The slopestyle course for Beijing 2022 features a replica of the Great Wall of China ©Getty Images

A replica of the Great Wall of China features in the course for the slopestyle competitions at the Winter Olympic Games here.

The International Ski Federation (FIS) has described the layout as "nothing short of incredible", claiming it is the "most technically-advanced, thoughtfully designed and awe-inspiring slopestyle course ever constructed".

German company Schneestern GmbH & Co, which built the much-lauded Pyeonchang 2018 slopestyle venue, has created the course for Beijing 2022 located at the Genting Snow Park in Zhangjiakou.

Alongside the standard sequence of three jib sections and three jumps, the course features a model of the Great Wall of China.

The FIS said the replica serves a purpose as it works to shield competitors from the prevailing west winds in the course’s upper parts.

Sections one and two of the jib segment boast five main sliding features apiece with the third comprising of a "rail-jump-butter box combo" to allow competitors to showcase their creativity, according to the FIS.

The course also includes the "wing" or "skew" jump that featured for the first time at Pyeonchang 2018 before slopestyle athletes will fly over two further jumps, described as a "beast" and "a huge, old-fashioned straight kicker".

Freestyle skiers are due to tackle the new course at Genting Snow Park from February 13 to 15 ©Getty Images
Freestyle skiers are due to tackle the new course at Genting Snow Park from February 13 to 15 ©Getty Images

"The main goal was a creative course that's connected to Chinese culture," said Dirk Scheumann, head designer for Schneestern and project manager for the Beijing 2022 course.

"The main challenge we faced was to protect riders from the strong west winds. ‘Where would you like to be in windy conditions?’
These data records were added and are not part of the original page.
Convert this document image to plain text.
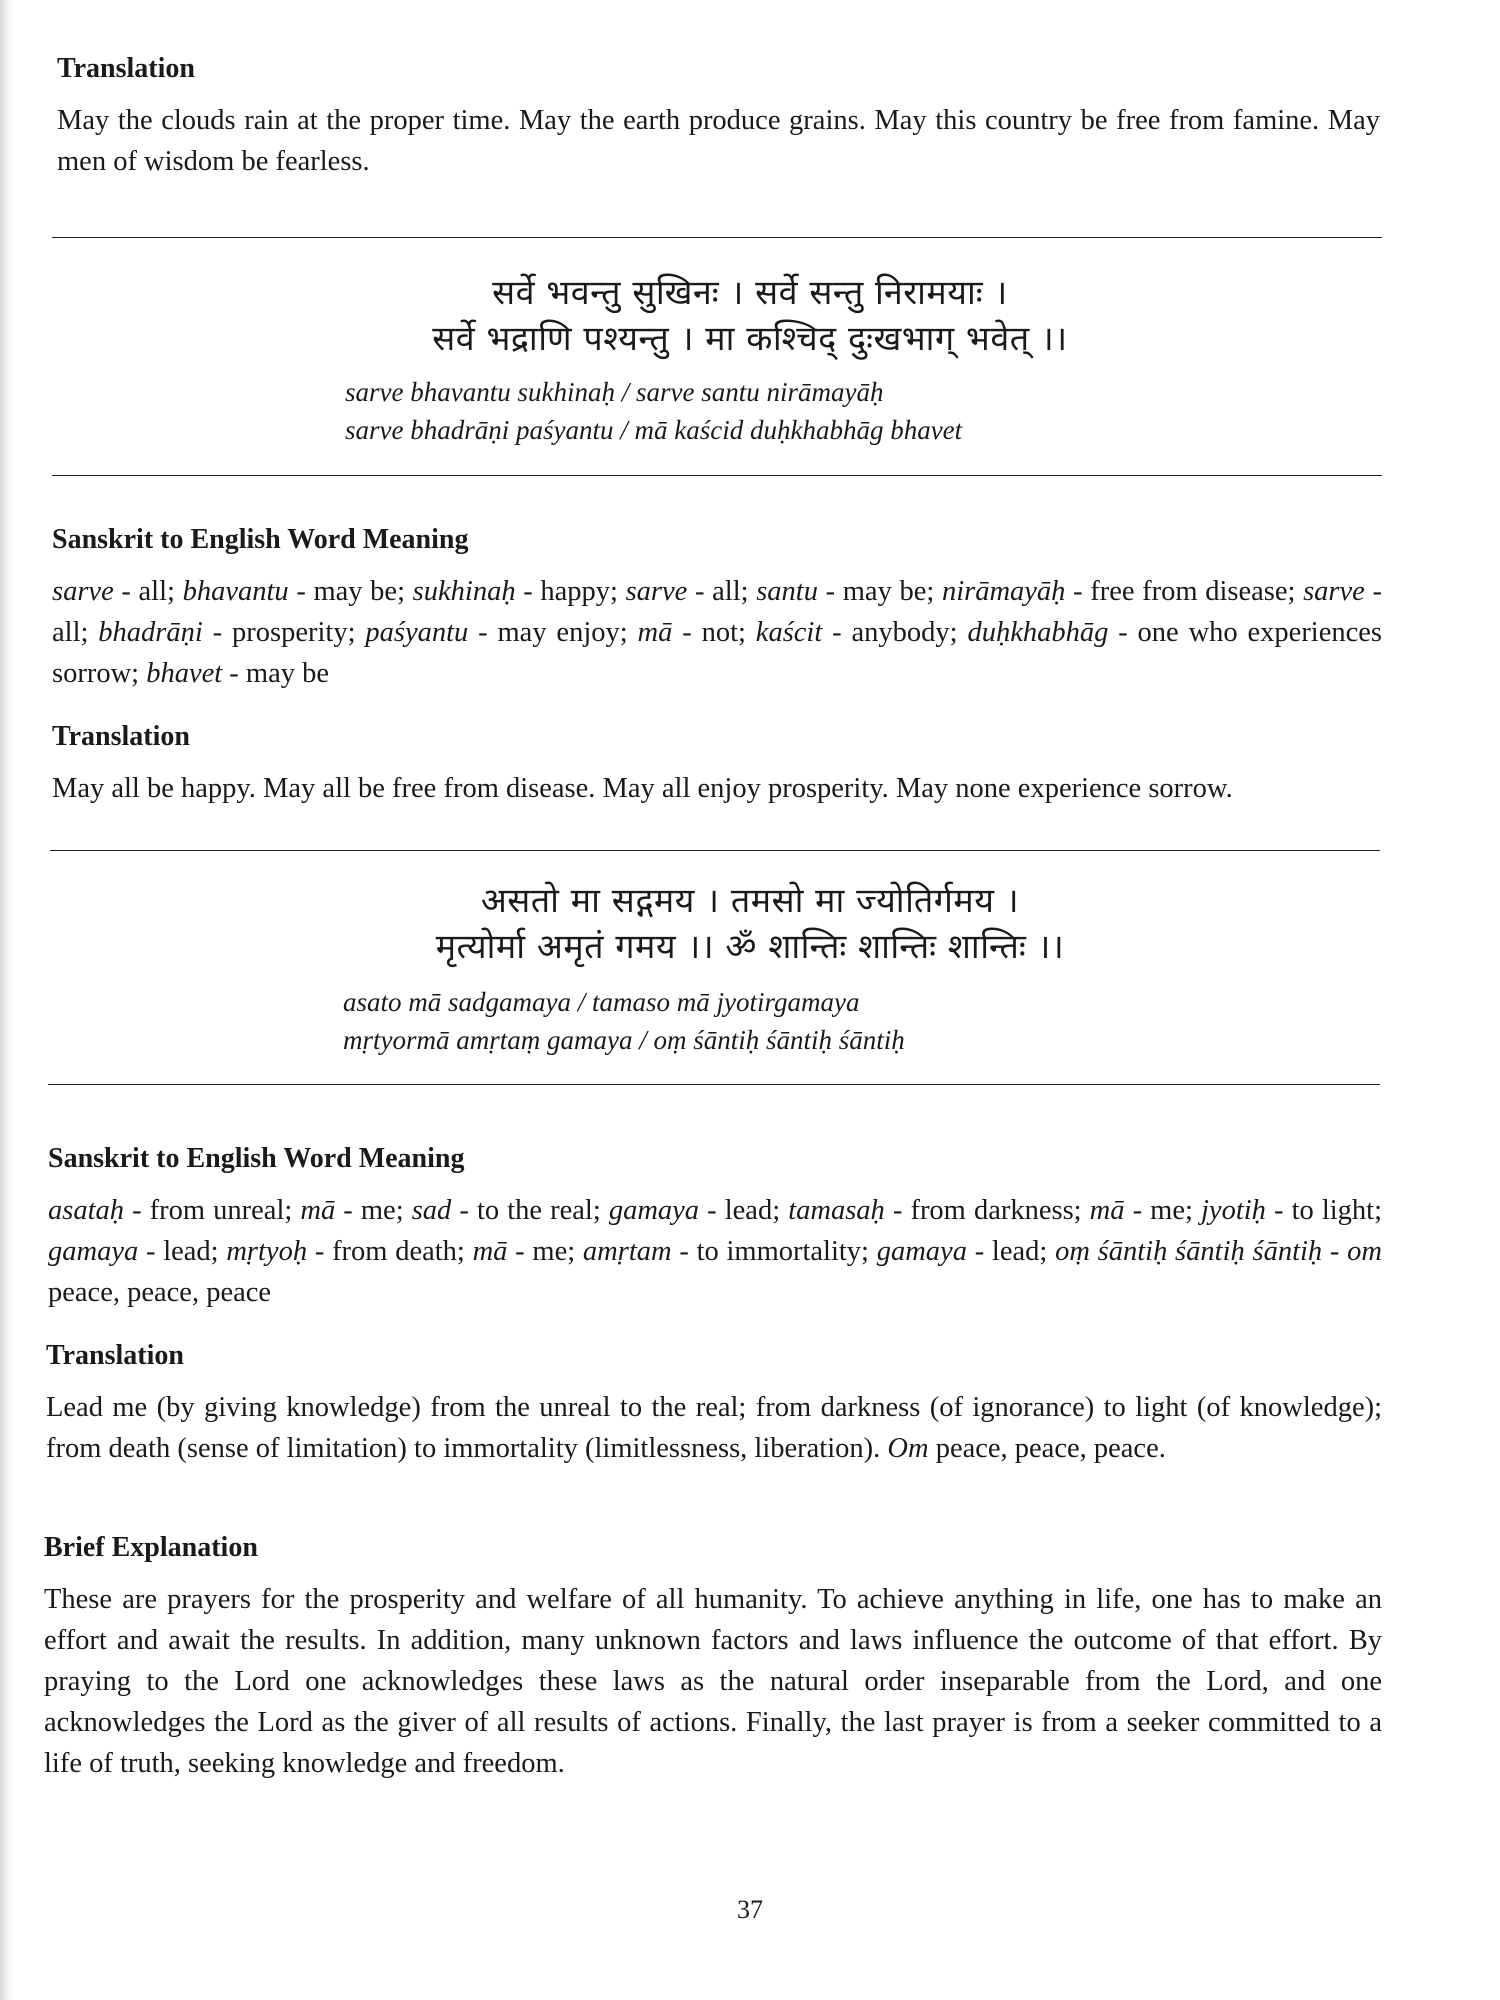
Translation

May the clouds rain at the proper time. May the earth produce grains. May this country be free from famine. May men of wisdom be fearless.

सर्वे भवन्तु सुखिनः । सर्वे सन्तु निरामयाः ।
सर्वे भद्राणि पश्यन्तु । मा कश्चिद् दुःखभाग् भवेत् ।।
sarve bhavantu sukhinaḥ / sarve santu nirāmayāḥ
sarve bhadrāṇi paśyantu / mā kaścid duḥkhabhāg bhavet
Sanskrit to English Word Meaning

sarve - all; bhavantu - may be; sukhinaḥ - happy; sarve - all; santu - may be; nirāmayāḥ - free from disease; sarve - all; bhadrāṇi - prosperity; paśyantu - may enjoy; mā - not; kaścit - anybody; duḥkhabhāg - one who experiences sorrow; bhavet - may be

Translation

May all be happy. May all be free from disease. May all enjoy prosperity. May none experience sorrow.

असतो मा सद्गमय । तमसो मा ज्योतिर्गमय ।
मृत्योर्मा अमृतं गमय ।। ॐ शान्तिः शान्तिः शान्तिः ।।
asato mā sadgamaya / tamaso mā jyotirgamaya
mṛtyormā amṛtaṃ gamaya / oṃ śāntiḥ śāntiḥ śāntiḥ
Sanskrit to English Word Meaning

asataḥ - from unreal; mā - me; sad - to the real; gamaya - lead; tamasaḥ - from darkness; mā - me; jyotiḥ - to light; gamaya - lead; mṛtyoḥ - from death; mā - me; amṛtam - to immortality; gamaya - lead; oṃ śāntiḥ śāntiḥ śāntiḥ - om peace, peace, peace

Translation

Lead me (by giving knowledge) from the unreal to the real; from darkness (of ignorance) to light (of knowledge); from death (sense of limitation) to immortality (limitlessness, liberation). Om peace, peace, peace.

Brief Explanation

These are prayers for the prosperity and welfare of all humanity. To achieve anything in life, one has to make an effort and await the results. In addition, many unknown factors and laws influence the outcome of that effort. By praying to the Lord one acknowledges these laws as the natural order inseparable from the Lord, and one acknowledges the Lord as the giver of all results of actions. Finally, the last prayer is from a seeker committed to a life of truth, seeking knowledge and freedom.

37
"I asked myself. Behind the wall, right?

"That's how Great Wall design came to be a part of the course. Also, the rail features are installed in steps, that go lower and lower towards the right side. We believe this will serve its function and that riders will be able to perform at their best.

"Once the wind issue was solved we put all effort to designing features that allowed for creative lines on the rails, take-offs, and landings, and I hope to see all the lines we imagined - and more - utilised by the riders at Beijing 2022."

Janis Jansons, head shaper of the Beijing 2022 course, claimed the venue and snow conditions will be of the "highest quality".

"After three weeks in the construction phase we’re now seeing the end result of the work, and it’s stunning," said Jansons.

"We can’t wait for athletes to arrive from around the world and begin riding the course, and we are excited about the upcoming moments that will take place here."

Snowboarders are set to tackle the course from from February 5 to 7 before the freestyle skiers are due to compete from February 13 to 15.